Policy Research in Macroeconomics

What should new Greek finance minister do next?

The Greek people have led, so that their leaders can now follow.  They have backed (with a landslide vote for “No!”) their brave and principled, if inexperienced and diplomatically inept, new government.

Now they need to turn their attention to rebuilding their economy. The first step must be to begin creating a new (and hopefully temporary) monetary system that can be used to get money circulating, economic activity jump-started and employment created. There are precedents for doing this, as I explain in a later post. Where possible government should help by using government resources (which could take the form of IOUs) to invest in jobs for Greek people (especially young people) and for ensuring firms, especially small family firms are revitalized and profitable. While it will be important to stabilize the banking system, this will only happen when the economy is stabilized, and recovery begins. It will not take long then for the banking system to return to health.

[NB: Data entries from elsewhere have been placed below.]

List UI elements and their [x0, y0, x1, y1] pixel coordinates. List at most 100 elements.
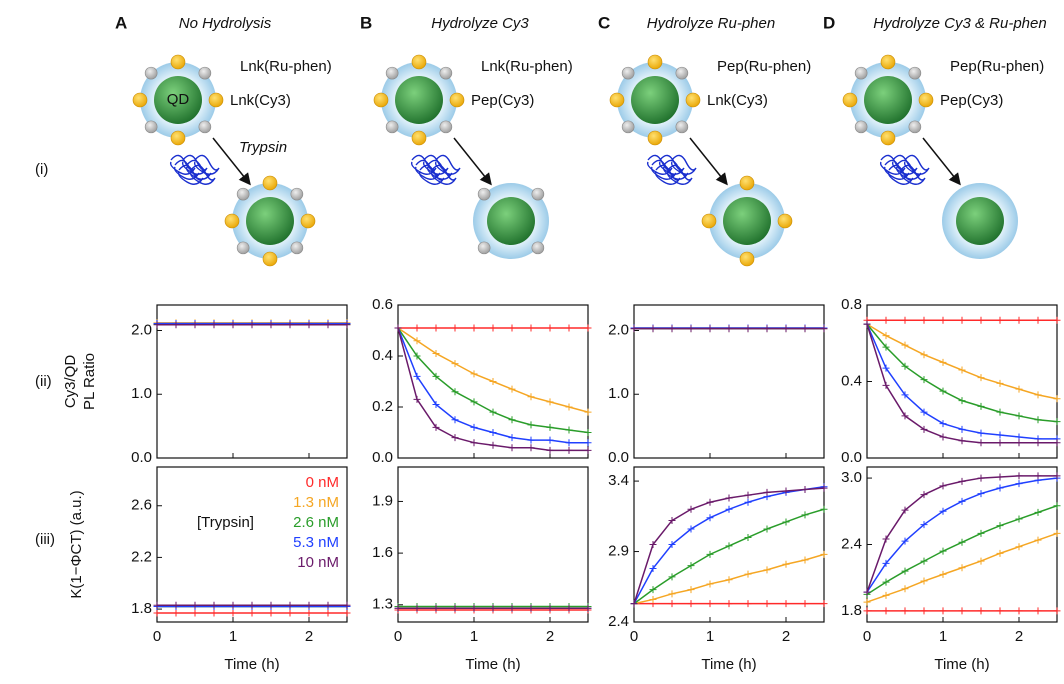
- quantum-dot: [373, 54, 465, 146]
- data-point: [782, 600, 790, 608]
- x-tick-label: 0: [863, 628, 871, 645]
- data-point: [920, 376, 928, 384]
- data-point: [630, 600, 638, 608]
- quantum-dot: [224, 175, 316, 267]
- data-point: [527, 444, 535, 452]
- data-point: [958, 437, 966, 445]
- data-point: [996, 316, 1004, 324]
- data-point: [451, 416, 459, 424]
- data-point: [267, 609, 275, 617]
- data-point: [1053, 502, 1061, 510]
- data-point: [901, 341, 909, 349]
- data-point: [565, 403, 573, 411]
- data-point: [977, 607, 985, 615]
- conjugate-label: Pep(Ru-phen): [950, 58, 1044, 75]
- conjugate-label: Pep(Cy3): [940, 92, 1003, 109]
- data-point: [801, 600, 809, 608]
- enzyme-strand: [193, 154, 220, 175]
- data-point: [210, 609, 218, 617]
- data-point: [432, 604, 440, 612]
- data-point: [1015, 472, 1023, 480]
- data-point: [939, 358, 947, 366]
- y-tick-label: 0.8: [841, 296, 862, 313]
- data-point: [286, 609, 294, 617]
- bead: [477, 187, 491, 201]
- bead: [144, 120, 158, 134]
- bead: [647, 130, 663, 146]
- x-tick-label: 1: [229, 628, 237, 645]
- x-tick-label: 0: [394, 628, 402, 645]
- bead: [439, 66, 453, 80]
- legend-entry: 5.3 nM: [293, 534, 339, 551]
- qd-label: QD: [167, 91, 190, 108]
- data-point: [901, 567, 909, 575]
- data-point: [508, 444, 516, 452]
- data-point: [882, 607, 890, 615]
- data-point: [649, 325, 657, 333]
- data-point: [451, 604, 459, 612]
- data-point: [324, 601, 332, 609]
- data-point: [489, 604, 497, 612]
- enzyme: [879, 154, 930, 185]
- row-label: (iii): [35, 531, 55, 548]
- data-point: [977, 529, 985, 537]
- data-point: [863, 320, 871, 328]
- data-point: [668, 590, 676, 598]
- legend-entry: 10 nM: [297, 554, 339, 571]
- data-point: [958, 477, 966, 485]
- data-point: [546, 398, 554, 406]
- fit-line: [866, 505, 1058, 595]
- data-point: [882, 578, 890, 586]
- bead: [132, 92, 148, 108]
- data-point: [1053, 418, 1061, 426]
- quantum-dot: [942, 183, 1018, 259]
- data-point: [1015, 439, 1023, 447]
- bead: [439, 120, 453, 134]
- bead: [262, 175, 278, 191]
- data-point: [649, 595, 657, 603]
- fit-line: [397, 327, 589, 413]
- data-point: [996, 408, 1004, 416]
- legend-entry: 0 nM: [306, 474, 339, 491]
- data-point: [882, 591, 890, 599]
- data-point: [744, 600, 752, 608]
- x-tick-label: 2: [1015, 628, 1023, 645]
- data-point: [1015, 412, 1023, 420]
- data-point: [882, 535, 890, 543]
- bead: [531, 187, 545, 201]
- x-axis-label: Time (h): [465, 656, 520, 673]
- data-point: [882, 559, 890, 567]
- data-point: [668, 573, 676, 581]
- arrow: [453, 137, 492, 186]
- data-point: [248, 601, 256, 609]
- data-point: [863, 598, 871, 606]
- qd-core: [487, 197, 535, 245]
- row-label: (i): [35, 161, 48, 178]
- data-point: [470, 370, 478, 378]
- data-point: [153, 321, 161, 329]
- data-point: [820, 325, 828, 333]
- data-point: [267, 601, 275, 609]
- data-point: [882, 381, 890, 389]
- data-point: [470, 439, 478, 447]
- data-point: [649, 586, 657, 594]
- data-point: [901, 316, 909, 324]
- enzyme-strand: [177, 164, 204, 185]
- conjugate-label: Lnk(Cy3): [707, 92, 768, 109]
- data-point: [901, 391, 909, 399]
- bead: [880, 54, 896, 70]
- data-point: [920, 425, 928, 433]
- bead: [198, 66, 212, 80]
- data-point: [977, 490, 985, 498]
- x-tick-label: 1: [470, 628, 478, 645]
- data-point: [649, 564, 657, 572]
- fit-line: [866, 323, 1057, 440]
- x-tick-label: 2: [305, 628, 313, 645]
- y-tick-label: 2.0: [131, 321, 152, 338]
- data-point: [305, 609, 313, 617]
- data-point: [508, 416, 516, 424]
- data-point: [920, 577, 928, 585]
- bead: [449, 92, 465, 108]
- enzyme-strand: [899, 164, 926, 185]
- bead: [198, 120, 212, 134]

So the priority must be: recovery. And given that Greece has just endured possibly the worst depression in recorded history, it will be the case that most private sector firms and banks will be in a very weak position. That is why the Greek government will have to intervene and spend money (in whatever form it takes) on investment.

Such fiscal activism is more important to recovery than debt relief.  That is why, as Andrea Terzi argues, it is important for Greece’s new finance minister to demand from Eurozone technocrats (EZ leaders are politically impotent) the fiscal space that is a priority for recovery, not just debt relief.  Relief from debt payments – if it is ever negotiated – is a long-term process of lightening the burden of future debt repayments. But Greece cannot wait for that future. It needs action to revive the economy now – today.

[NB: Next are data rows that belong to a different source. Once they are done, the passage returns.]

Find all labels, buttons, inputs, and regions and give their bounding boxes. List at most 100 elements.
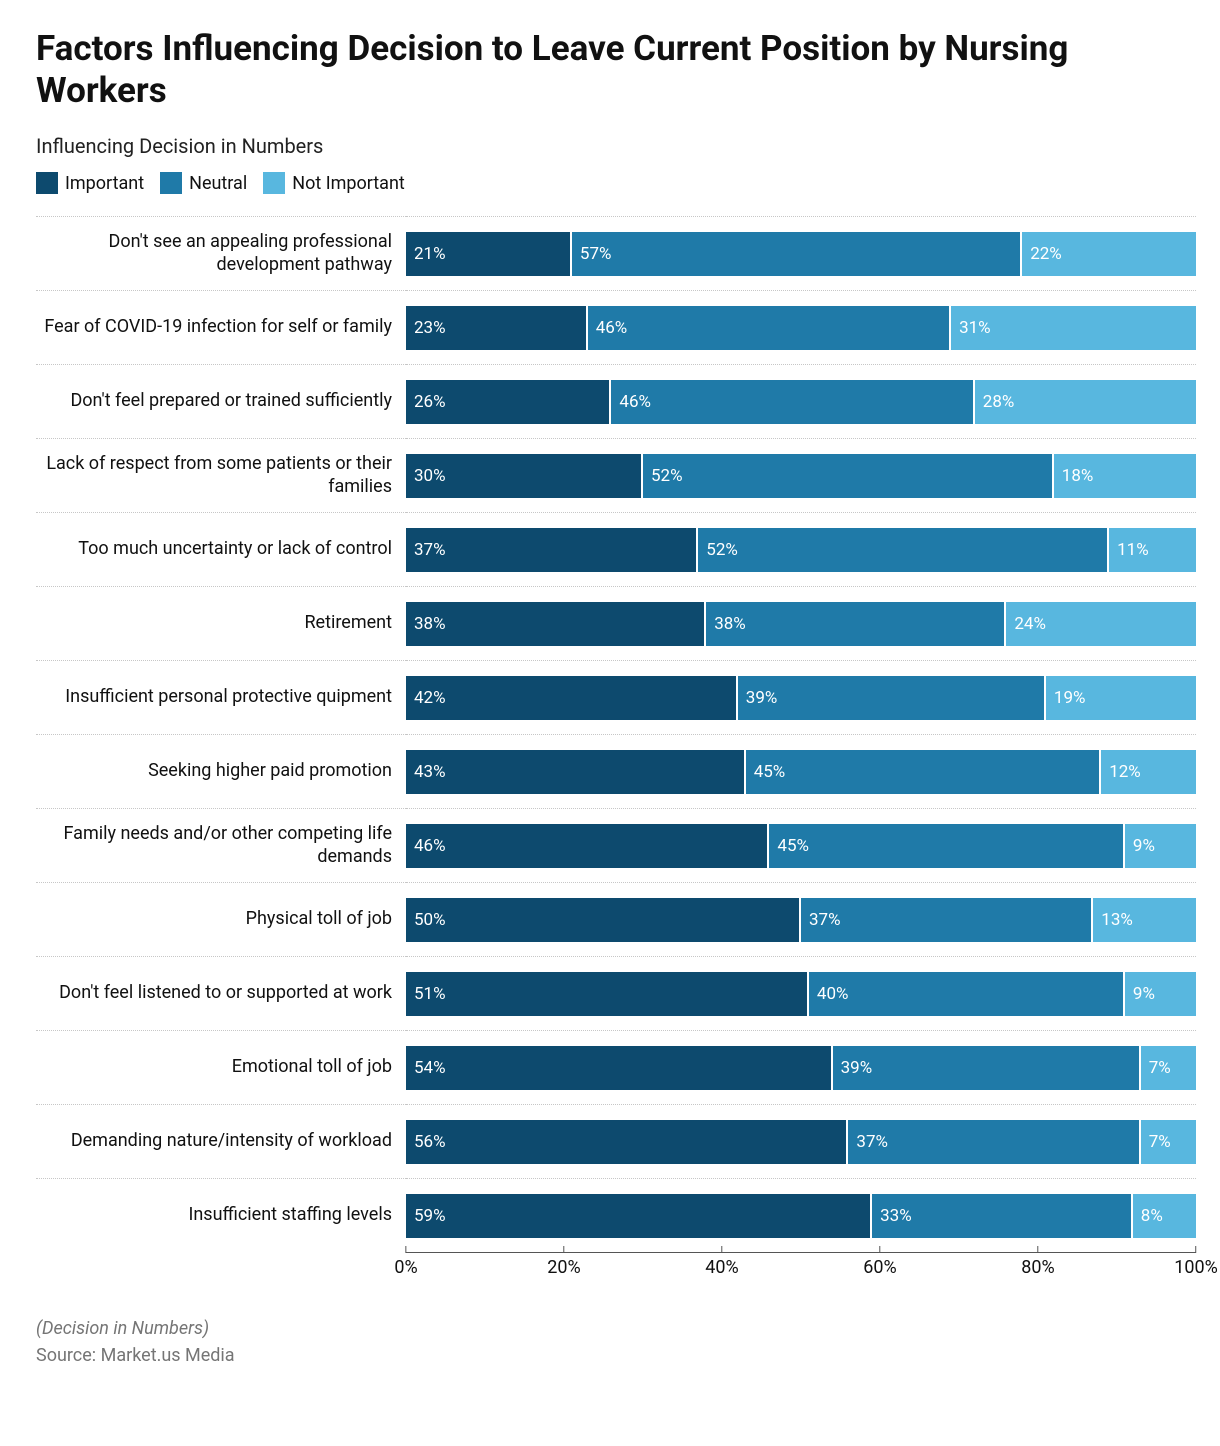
row-label: Lack of respect from some patients or th… [36, 453, 406, 498]
x-axis-tick: 100% [1174, 1246, 1218, 1278]
bar-segment-value: 7% [1149, 1058, 1171, 1078]
row-label: Family needs and/or other competing life… [36, 823, 406, 868]
bar-segment-important: 21% [406, 232, 572, 276]
bar-segment-important: 26% [406, 380, 611, 424]
stacked-bar: 56%37%7% [406, 1120, 1196, 1164]
bar-row: 46% 45% 9% [406, 808, 1196, 882]
bar-segment-neutral: 37% [848, 1120, 1140, 1164]
row-label: Don't feel prepared or trained sufficien… [36, 390, 406, 413]
bar-row: 51%40%9% [406, 956, 1196, 1030]
legend-item: Neutral [160, 172, 247, 194]
bar-row: 38% 38% 24% [406, 586, 1196, 660]
row-label: Emotional toll of job [36, 1056, 406, 1079]
row-label: Insufficient personal protective quipmen… [36, 686, 406, 709]
bar-segment-value: 45% [754, 762, 786, 782]
row-label: Physical toll of job [36, 908, 406, 931]
row-label: Don't feel listened to or supported at w… [36, 982, 406, 1005]
bar-segment-neutral: 45% [769, 824, 1125, 868]
bar-segment-not_important: 12% [1101, 750, 1196, 794]
bar-segment-value: 52% [651, 466, 683, 486]
bar-row: 42% 39% 19% [406, 660, 1196, 734]
bar-segment-value: 38% [714, 614, 746, 634]
row-label: Demanding nature/intensity of workload [36, 1130, 406, 1153]
bar-segment-important: 50% [406, 898, 801, 942]
stacked-bar: 30% 52% 18% [406, 454, 1196, 498]
bar-segment-value: 51% [414, 984, 446, 1004]
bar-segment-value: 40% [817, 984, 849, 1004]
bar-segment-important: 42% [406, 676, 738, 720]
row-label: Don't see an appealing professional deve… [36, 231, 406, 276]
x-axis-tick-label: 60% [863, 1257, 896, 1278]
legend-label: Important [65, 173, 144, 194]
bar-segment-important: 59% [406, 1194, 872, 1238]
bar-row: 54%39%7% [406, 1030, 1196, 1104]
bar-segment-value: 37% [414, 540, 446, 560]
chart: Don't see an appealing professional deve… [36, 216, 1184, 1290]
bar-segment-value: 30% [414, 466, 446, 486]
bar-segment-neutral: 46% [588, 306, 951, 350]
bar-segment-not_important: 24% [1006, 602, 1196, 646]
bar-segment-important: 54% [406, 1046, 833, 1090]
bar-segment-not_important: 13% [1093, 898, 1196, 942]
x-axis-tick-label: 100% [1174, 1257, 1218, 1278]
bar-segment-not_important: 22% [1022, 232, 1196, 276]
bar-segment-value: 18% [1062, 466, 1094, 486]
row-label: Seeking higher paid promotion [36, 760, 406, 783]
stacked-bar: 54%39%7% [406, 1046, 1196, 1090]
bar-segment-value: 38% [414, 614, 446, 634]
x-axis: 0%20%40%60%80%100% [406, 1252, 1196, 1290]
row-labels-column: Don't see an appealing professional deve… [36, 216, 406, 1252]
bar-segment-not_important: 7% [1141, 1046, 1196, 1090]
bar-segment-neutral: 39% [738, 676, 1046, 720]
bar-row: 26%46%28% [406, 364, 1196, 438]
bar-segment-important: 51% [406, 972, 809, 1016]
stacked-bar: 59%33%8% [406, 1194, 1196, 1238]
stacked-bar: 37% 52% 11% [406, 528, 1196, 572]
bar-segment-important: 37% [406, 528, 698, 572]
bar-segment-value: 11% [1117, 540, 1149, 560]
footnote: (Decision in Numbers) [36, 1318, 1184, 1339]
stacked-bar: 46% 45% 9% [406, 824, 1196, 868]
x-axis-tick-label: 40% [705, 1257, 738, 1278]
bar-segment-important: 56% [406, 1120, 848, 1164]
stacked-bar: 43%45%12% [406, 750, 1196, 794]
bars-column: 21%57%22%23%46%31%26%46%28%30%52%18%37%5… [406, 216, 1196, 1252]
row-label: Insufficient staffing levels [36, 1204, 406, 1227]
bar-segment-not_important: 19% [1046, 676, 1196, 720]
bar-segment-value: 39% [746, 688, 778, 708]
stacked-bar: 21%57%22% [406, 232, 1196, 276]
bar-segment-value: 12% [1109, 762, 1141, 782]
chart-title: Factors Influencing Decision to Leave Cu… [36, 28, 1136, 112]
x-axis-tick: 20% [547, 1246, 580, 1278]
bar-segment-value: 54% [414, 1058, 446, 1078]
row-label: Retirement [36, 612, 406, 635]
bar-segment-value: 24% [1014, 614, 1046, 634]
bar-segment-value: 46% [619, 392, 651, 412]
stacked-bar: 38% 38% 24% [406, 602, 1196, 646]
legend-swatch [263, 172, 285, 194]
bar-segment-not_important: 9% [1125, 824, 1196, 868]
bar-segment-important: 38% [406, 602, 706, 646]
bar-segment-neutral: 57% [572, 232, 1022, 276]
legend-item: Important [36, 172, 144, 194]
bar-segment-value: 52% [706, 540, 738, 560]
x-axis-tick: 40% [705, 1246, 738, 1278]
source-prefix: Source: [36, 1345, 101, 1366]
bar-segment-value: 26% [414, 392, 446, 412]
bar-segment-not_important: 7% [1141, 1120, 1196, 1164]
bar-segment-neutral: 40% [809, 972, 1125, 1016]
bar-segment-value: 46% [596, 318, 628, 338]
bar-segment-value: 50% [414, 910, 446, 930]
x-axis-tick-label: 20% [547, 1257, 580, 1278]
chart-subtitle: Influencing Decision in Numbers [36, 134, 1184, 158]
x-axis-tick: 60% [863, 1246, 896, 1278]
bar-row: 50%37%13% [406, 882, 1196, 956]
bar-segment-important: 46% [406, 824, 769, 868]
bar-row: 30% 52% 18% [406, 438, 1196, 512]
row-label: Fear of COVID-19 infection for self or f… [36, 316, 406, 339]
bar-segment-neutral: 45% [746, 750, 1102, 794]
stacked-bar: 26%46%28% [406, 380, 1196, 424]
legend-label: Not Important [292, 173, 405, 194]
bar-segment-important: 30% [406, 454, 643, 498]
bar-segment-value: 45% [777, 836, 809, 856]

And the magic is this: if a new currency (say IOUs as used for example, by bankrupt California in 2009) were to circulate quickly; if jobs are created by this new ‘money’, then economic activity will take off, wages, income and profits will be generated. Some of that income can then be used to pay taxes (and the Greek government must up its tax collection game!) – because income finances spending, investment and taxes. (Its not rocket science.)

As a result, the government’s debt burden will automatically decline – without any help from creditors – as a share of the economic cake (GDP). That will happen because the economic cake and the income it generates will expand, and income from the expansion (bigger cake) can then be used to repay debts. Above all, that income can be used to save the livelihoods of millions of Greeks, to increase the profits of small firms and thus to breathe life into Greece’s comatose economy.

So the task of the Greek people now, is to ensure that the new Greek Finance Minister forcefully rejects the archaic, self-destructive and private bank-friendly monetarism of the Euro system – and creates fiscal space (government spending) that will restore jobs, income, profits and tax revenues to the people of Greece – in both the private and public sectors.

In the immortal words of John Maynard Keynes: if the Greek government “takes care of employment, the (Greek) budget will take care of itself.”

End

2 Responses

  1. Yes, Keynes had urged the patriotic housewives to go out and spend money but he also made a footnote to that, namely that this would work only if the money was spent on goods manufactured in Britain. What Greek products will the Greek housewives spend their increased purchasing power on?

  2. Have I got it straight: you’re hoping Greece remains in the euro, gets the necessary debt relief, and also gets extra liquidity from a new temporary currency?